3.1.1. Mapping Business Problems to ML Algorithms
💡 First Principle: ML problems fall into a small number of categories—classification, regression, clustering, anomaly detection, recommendation, and forecasting—and each category has algorithms that are well-suited to it. The first step in model selection is always identifying the problem category, not the algorithm.
Interpretability considerations: Some business contexts require model interpretability—you need to explain why the model made a prediction. Linear models and tree-based models are inherently interpretable. Neural networks are not. If a question mentions "regulatory requirements," "explain decisions to customers," or "audit trail for predictions," interpretability should drive your model choice toward simpler, explainable models—or toward using SageMaker Clarify's SHAP values to explain a complex model.

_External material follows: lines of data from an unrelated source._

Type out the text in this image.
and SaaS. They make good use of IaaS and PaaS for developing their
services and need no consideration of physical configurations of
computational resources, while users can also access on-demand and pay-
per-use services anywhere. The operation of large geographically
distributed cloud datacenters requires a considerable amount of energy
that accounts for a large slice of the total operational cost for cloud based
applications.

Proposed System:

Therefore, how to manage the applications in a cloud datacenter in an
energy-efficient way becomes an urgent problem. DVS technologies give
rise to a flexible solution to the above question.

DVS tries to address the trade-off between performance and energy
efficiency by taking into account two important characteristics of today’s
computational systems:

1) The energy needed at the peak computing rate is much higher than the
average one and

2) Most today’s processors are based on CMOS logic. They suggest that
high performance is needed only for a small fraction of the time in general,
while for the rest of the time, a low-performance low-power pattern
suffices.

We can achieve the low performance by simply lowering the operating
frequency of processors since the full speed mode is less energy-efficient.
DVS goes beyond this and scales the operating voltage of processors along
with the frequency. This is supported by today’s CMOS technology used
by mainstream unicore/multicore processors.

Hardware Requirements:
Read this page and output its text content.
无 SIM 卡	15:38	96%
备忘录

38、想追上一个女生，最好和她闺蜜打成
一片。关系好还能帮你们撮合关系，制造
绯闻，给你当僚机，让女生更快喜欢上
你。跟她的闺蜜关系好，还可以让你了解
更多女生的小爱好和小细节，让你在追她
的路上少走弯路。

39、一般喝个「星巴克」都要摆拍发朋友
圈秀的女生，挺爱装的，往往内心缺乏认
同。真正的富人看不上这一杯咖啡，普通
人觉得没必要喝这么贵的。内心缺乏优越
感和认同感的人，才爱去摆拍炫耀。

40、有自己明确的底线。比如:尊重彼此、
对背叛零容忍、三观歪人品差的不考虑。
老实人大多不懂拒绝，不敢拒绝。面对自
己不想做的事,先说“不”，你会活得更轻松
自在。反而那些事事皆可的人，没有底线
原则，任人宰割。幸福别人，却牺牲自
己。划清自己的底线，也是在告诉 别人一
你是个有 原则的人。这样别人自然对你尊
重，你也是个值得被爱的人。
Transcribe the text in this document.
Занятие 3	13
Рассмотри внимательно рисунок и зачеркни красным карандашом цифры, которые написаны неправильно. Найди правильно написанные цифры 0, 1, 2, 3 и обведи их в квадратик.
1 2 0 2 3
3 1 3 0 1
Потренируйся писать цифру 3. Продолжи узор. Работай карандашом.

⚠️ Exam Trap: When a question describes a "prediction problem," determine whether it's classification or regression before selecting an algorithm. "Predict whether a customer will churn" is classification (binary output). "Predict how much a customer will spend" is regression (continuous output). The same algorithm family (XGBoost, Linear Learner) can do both, but the configuration differs—and the evaluation metrics differ entirely.
Reflection Question: A retail company wants to predict which products a customer will buy next, estimate their total quarterly spending, and identify fraudulent return patterns. Classify each as a problem type and recommend an algorithm.